In fact, it was time to do this. I ordered the last shell to be fired, and to load with grape.
"Grape!" shouted Antónof bravely in the midst of the smoke, coming up to the gun with his sponge as soon as the discharge was made.
At this moment, not far-behind us, I heard the quick whiz of a bullet suddenly striking something with a dry thud. My heart sank within me. "Some one of our men must have been struck," I said to myself; but at the same time I did not dare to turn round, under the influence of this powerful presentiment. True enough, immediately after this sound the heavy fall of a body was heard, and the "o-o-o-oï,"—the heart-rending groan of the wounded man. "I'm hit, fellows," remarked a voice which I knew. It was Velenchúk. He was lying on his back between the limbers and the gun. The cartridge-box which he carried was flung to one side. His forehead was all bloody, and over his right eye and his nose flowed a thick red stream. The wound was in his body, but it bled very little; he had hit his forehead on something when he fell.
All this I perceived after some little time. At the first instant I saw only a sort of obscure mass, and a terrible quantity of blood as it seemed to me.

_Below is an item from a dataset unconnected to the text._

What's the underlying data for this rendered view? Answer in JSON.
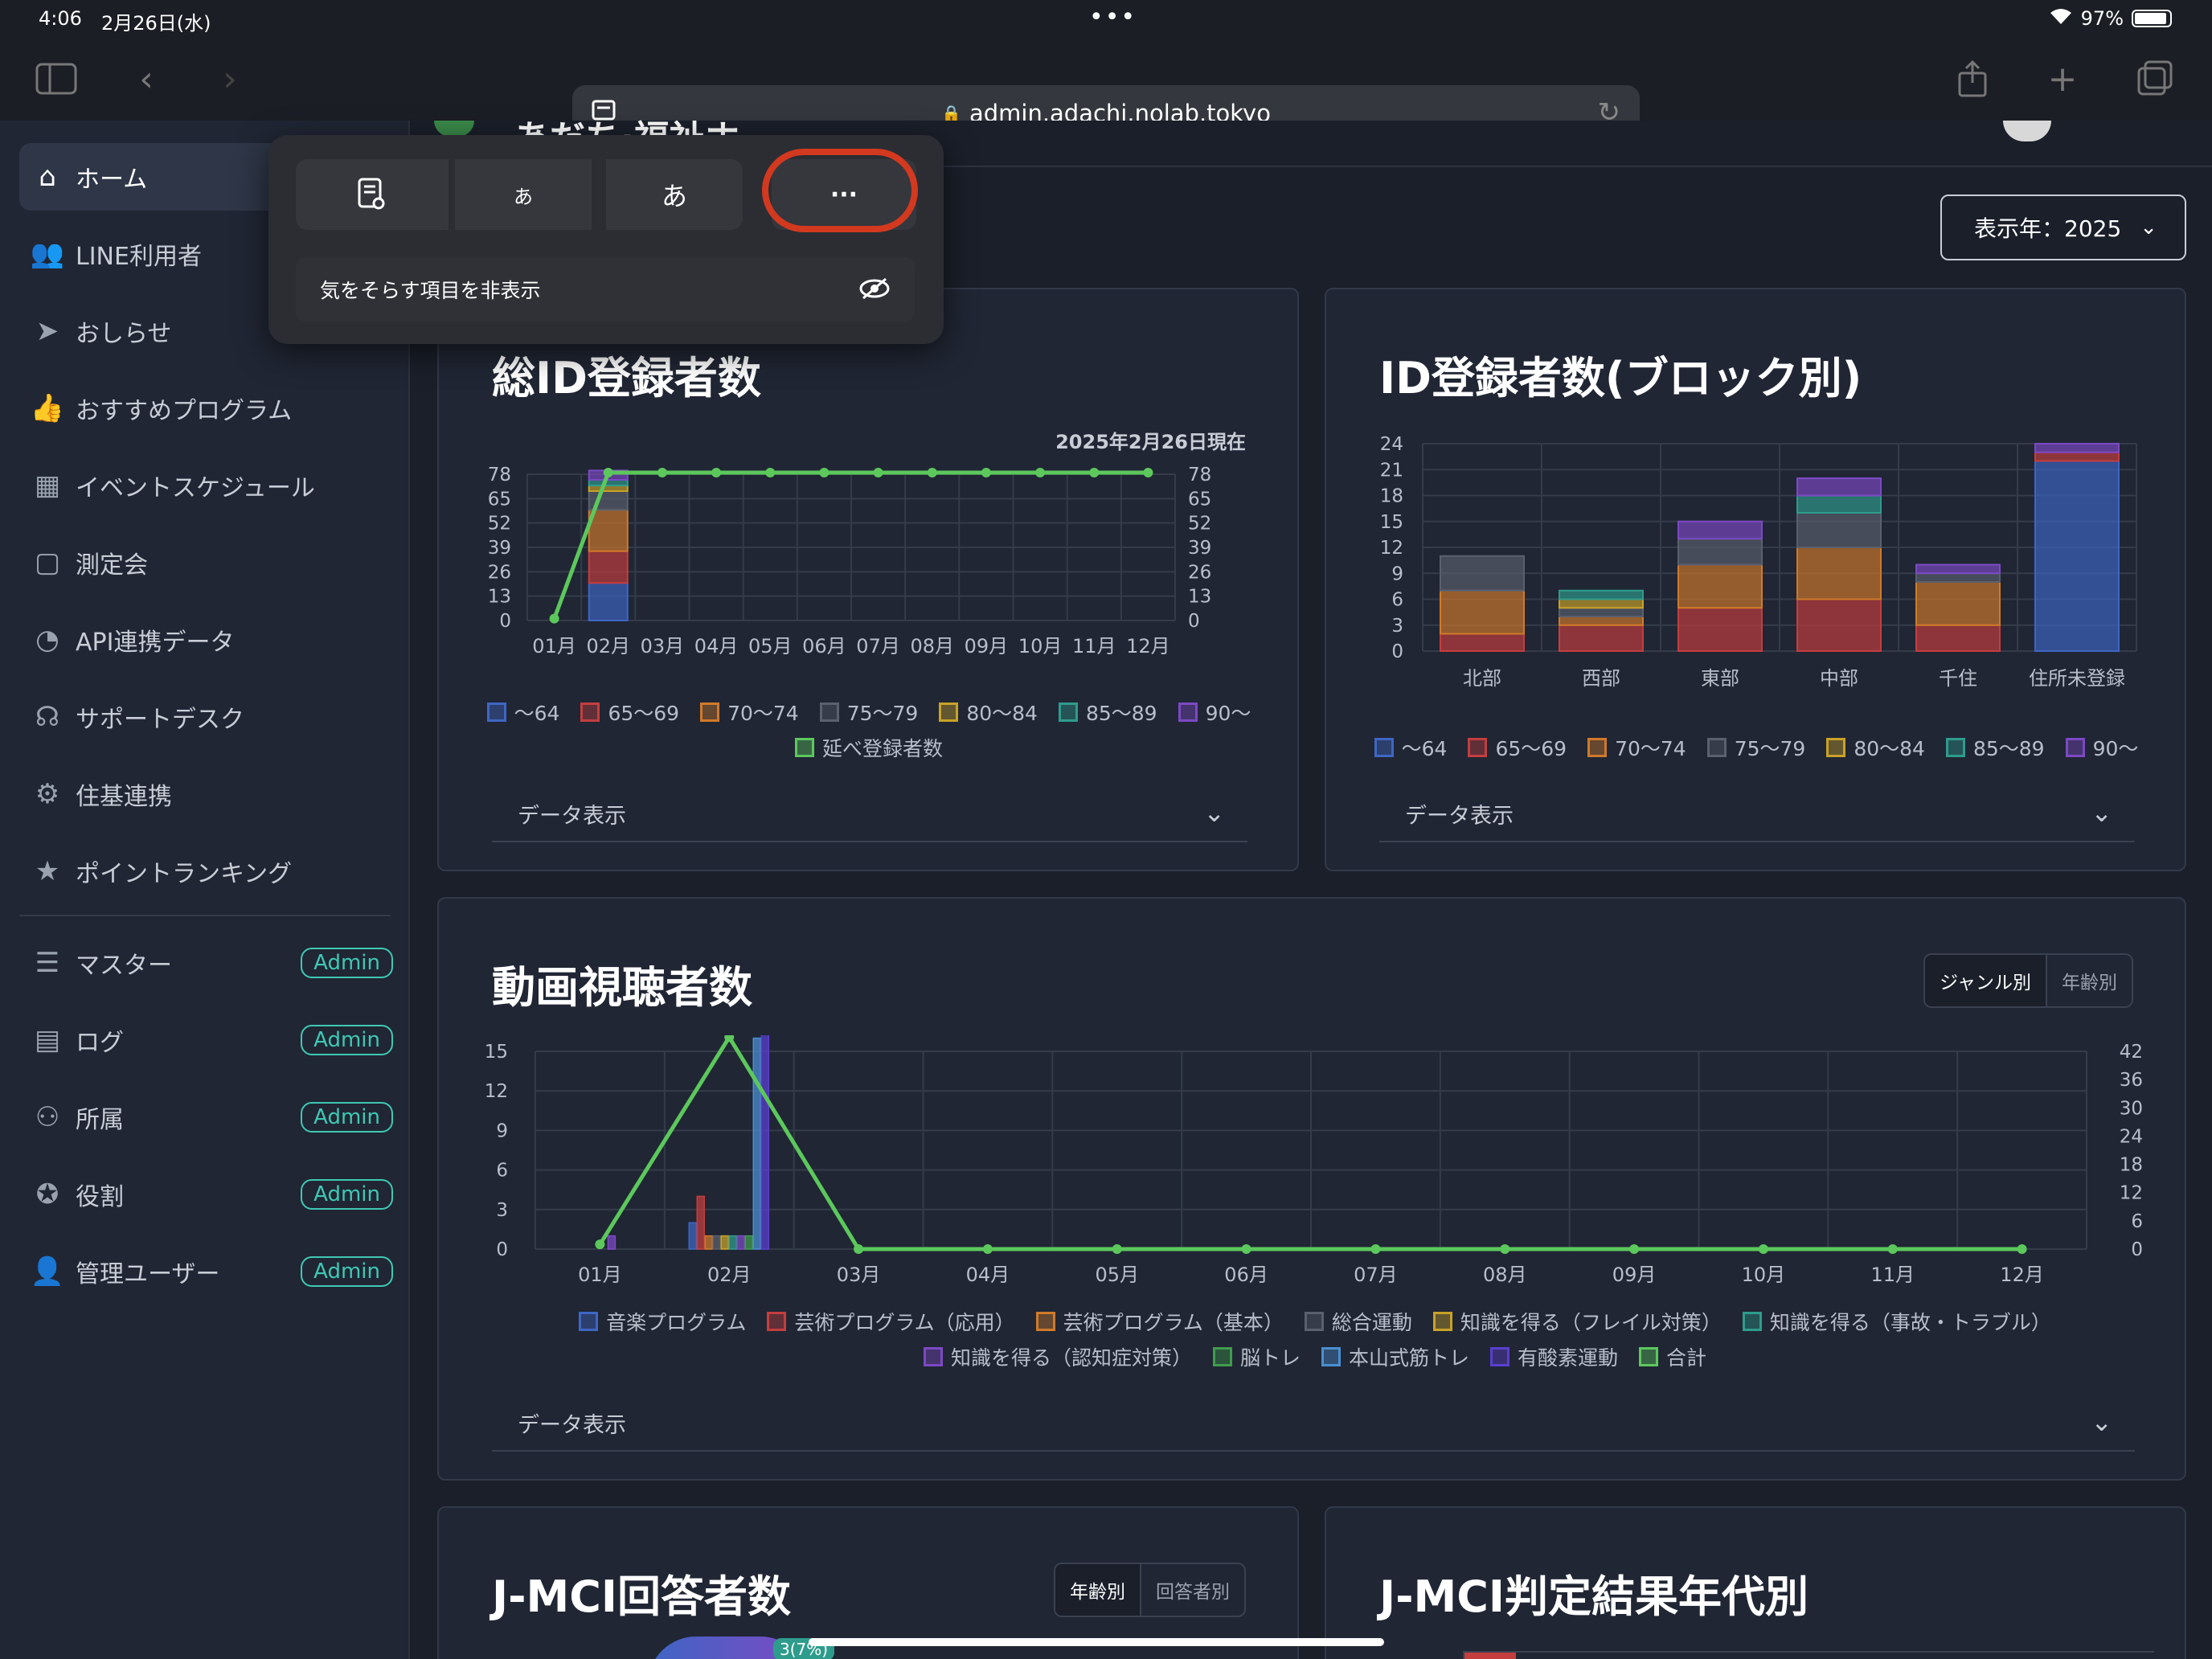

None of the soldiers who were loading the gun said a word,—only the recruit muttered between his teeth, "See, how bloody!" and Antónof, frowning still blacker, snorted angrily; but all the time it was evident that the thought of death presented itself to the mind of each. All took hold of their work with great activity. The gun was discharged every instant; and the gun-captain, in getting the canister, went two steps around the place where lay the wounded man, now groaning constantly.
VIII.
Evert one who has been in action has doubtless experienced the strange although illogical but still powerful feeling of repulsion for the place in which any one has been killed or wounded. My soldiers were noticeably affected by this feeling at the first moment when it became necessary to lift Velenchúk and carry him to the wagon which had driven up. Zhdánof angrily went to the sufferer, and, notwithstanding his cry of anguish, took him under his arms and lifted him. "What are you standing there for? Help lug him!" he shouted; and instantly the men sprang to his assistance, some of whom could not do any good at all. But they had scarcely started to move him from the place when Velenchúk began to scream fearfully and to struggle.
"What are you screeching for, like a rabbit?" said Antónof, holding him roughly by the leg. "If you don't stop we'll drop you."
And the sufferer really calmed down, and only occasionally cried out, "Okh! I'm dead! o-okh, fellows![13] I'm dead!"